Vaginismus - The Muscle-Reflex Sex Pain

Vaginismus can be another cause of pain with intercourse and can sometimes prevent any kind of penetrative sex.

Romantic stroll couple

What is it?

Vaginismus is the involuntary reflexive contraction of the pelvic floor muscles (in particular those around the vaginal opening) in response to attempted penetration, whether it be from a tampon, speculum or penis. You may or may not experience any pain with this. The muscular response can vary from a slight contraction but still allow for penetration (albeit usually uncomfortable or painful) or completely close the vagina to not allow any penetration at all. For the partner, it can feel like 'running into a brick wall' when the muscles are so firmly contracted.

Vaginismus may or may not be experienced in combination with Vestibulodynia and can even be a learned reflex from pain associated with it. What causes it?

There is not always a obvious cause of vaginismus. In a lot of cases it is a learned response of the muscles due to a painful experience with penetration or after an event such as childbirth, infections or other medical conditions. It can also be associated with anxiety and stress about having sex, difficult relationships, some religious beliefs and past sexual abuse, however this is not always the case.

How is it diagnosed?

A thorough history and physical examination is required by an experienced gynaecologist or pelvic health physiotherapist.

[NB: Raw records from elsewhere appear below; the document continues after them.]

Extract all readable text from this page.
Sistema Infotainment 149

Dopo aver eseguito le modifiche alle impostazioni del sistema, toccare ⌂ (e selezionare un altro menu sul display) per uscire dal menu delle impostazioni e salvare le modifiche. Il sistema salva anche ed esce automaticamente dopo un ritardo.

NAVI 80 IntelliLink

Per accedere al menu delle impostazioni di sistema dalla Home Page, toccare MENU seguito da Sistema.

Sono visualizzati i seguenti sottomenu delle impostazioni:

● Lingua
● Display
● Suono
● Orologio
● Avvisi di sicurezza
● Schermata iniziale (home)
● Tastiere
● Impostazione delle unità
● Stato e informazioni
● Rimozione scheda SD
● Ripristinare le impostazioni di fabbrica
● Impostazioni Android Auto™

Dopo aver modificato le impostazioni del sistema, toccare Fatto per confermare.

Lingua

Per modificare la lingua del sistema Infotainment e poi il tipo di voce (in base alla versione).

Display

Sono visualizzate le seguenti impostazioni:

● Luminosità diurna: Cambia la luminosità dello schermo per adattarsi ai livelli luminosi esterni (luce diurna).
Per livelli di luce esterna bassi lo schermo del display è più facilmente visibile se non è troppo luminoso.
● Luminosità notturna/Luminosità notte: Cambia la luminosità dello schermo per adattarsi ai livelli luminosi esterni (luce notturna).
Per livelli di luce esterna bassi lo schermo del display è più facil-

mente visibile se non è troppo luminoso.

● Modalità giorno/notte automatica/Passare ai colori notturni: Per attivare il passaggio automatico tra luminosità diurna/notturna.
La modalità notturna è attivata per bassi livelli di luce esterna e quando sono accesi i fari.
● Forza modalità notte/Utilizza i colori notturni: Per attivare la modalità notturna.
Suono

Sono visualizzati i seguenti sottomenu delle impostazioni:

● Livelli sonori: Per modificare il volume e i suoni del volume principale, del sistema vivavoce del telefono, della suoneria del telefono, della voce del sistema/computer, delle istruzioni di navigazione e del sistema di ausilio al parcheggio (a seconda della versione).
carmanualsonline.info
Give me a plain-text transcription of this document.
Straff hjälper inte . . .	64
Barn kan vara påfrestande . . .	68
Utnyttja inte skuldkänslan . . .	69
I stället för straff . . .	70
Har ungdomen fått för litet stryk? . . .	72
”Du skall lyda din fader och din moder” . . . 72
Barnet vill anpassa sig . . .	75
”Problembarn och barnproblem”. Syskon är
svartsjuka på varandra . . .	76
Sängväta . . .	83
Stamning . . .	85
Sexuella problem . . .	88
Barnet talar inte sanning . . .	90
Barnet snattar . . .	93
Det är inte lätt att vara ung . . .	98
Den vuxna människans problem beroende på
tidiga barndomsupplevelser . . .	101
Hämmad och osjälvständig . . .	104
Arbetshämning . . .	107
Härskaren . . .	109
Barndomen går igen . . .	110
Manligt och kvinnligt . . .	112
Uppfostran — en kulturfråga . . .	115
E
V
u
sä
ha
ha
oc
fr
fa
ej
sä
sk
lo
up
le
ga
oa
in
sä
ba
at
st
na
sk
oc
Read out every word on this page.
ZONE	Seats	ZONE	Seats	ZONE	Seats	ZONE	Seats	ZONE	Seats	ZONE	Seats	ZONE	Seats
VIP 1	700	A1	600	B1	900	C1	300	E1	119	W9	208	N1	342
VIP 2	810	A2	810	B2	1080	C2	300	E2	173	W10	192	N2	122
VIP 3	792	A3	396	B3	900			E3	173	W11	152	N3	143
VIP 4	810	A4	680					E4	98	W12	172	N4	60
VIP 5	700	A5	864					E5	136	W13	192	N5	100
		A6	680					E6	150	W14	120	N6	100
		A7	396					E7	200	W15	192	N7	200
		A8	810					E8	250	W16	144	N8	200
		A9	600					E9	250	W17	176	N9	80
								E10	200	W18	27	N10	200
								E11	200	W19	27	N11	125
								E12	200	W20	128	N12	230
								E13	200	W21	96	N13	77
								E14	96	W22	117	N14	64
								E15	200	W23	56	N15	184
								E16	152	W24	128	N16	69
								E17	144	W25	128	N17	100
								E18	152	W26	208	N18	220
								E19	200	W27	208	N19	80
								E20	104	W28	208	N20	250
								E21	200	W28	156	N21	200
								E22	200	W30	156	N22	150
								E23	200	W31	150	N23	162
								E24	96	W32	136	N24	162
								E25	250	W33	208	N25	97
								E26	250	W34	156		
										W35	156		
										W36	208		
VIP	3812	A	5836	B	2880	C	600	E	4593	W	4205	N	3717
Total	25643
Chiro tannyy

There are no specific tests such as blood tests or swabs that would lead to a diagnosis as it is purely a reaction of the pelvic floor muscles.

What can be done about it?

Pelvic Health Physiotherapy can help to teach you how to actively contract and relax your muscles. Sometimes gentle muscle release and stretching is required, as well as a graduated home program. This often involves using 'accommodators' to desensitize the vaginal tissues and experience self-controlled penetration, with the aim of returning to full intercourse.

In some cases, talking to a counsellor or therapist to help overcome the fear of the pain and to resolve any difficult memories can be very helpful.

Some women find they are still able to enjoy pleasurable sexual activities that do not involve penetration and are still able to orgasm. Pain with sex can definitely put a strain on any relationship. Being open with your partner and still finding ways to be close and intimate is key while working to resolve the pain.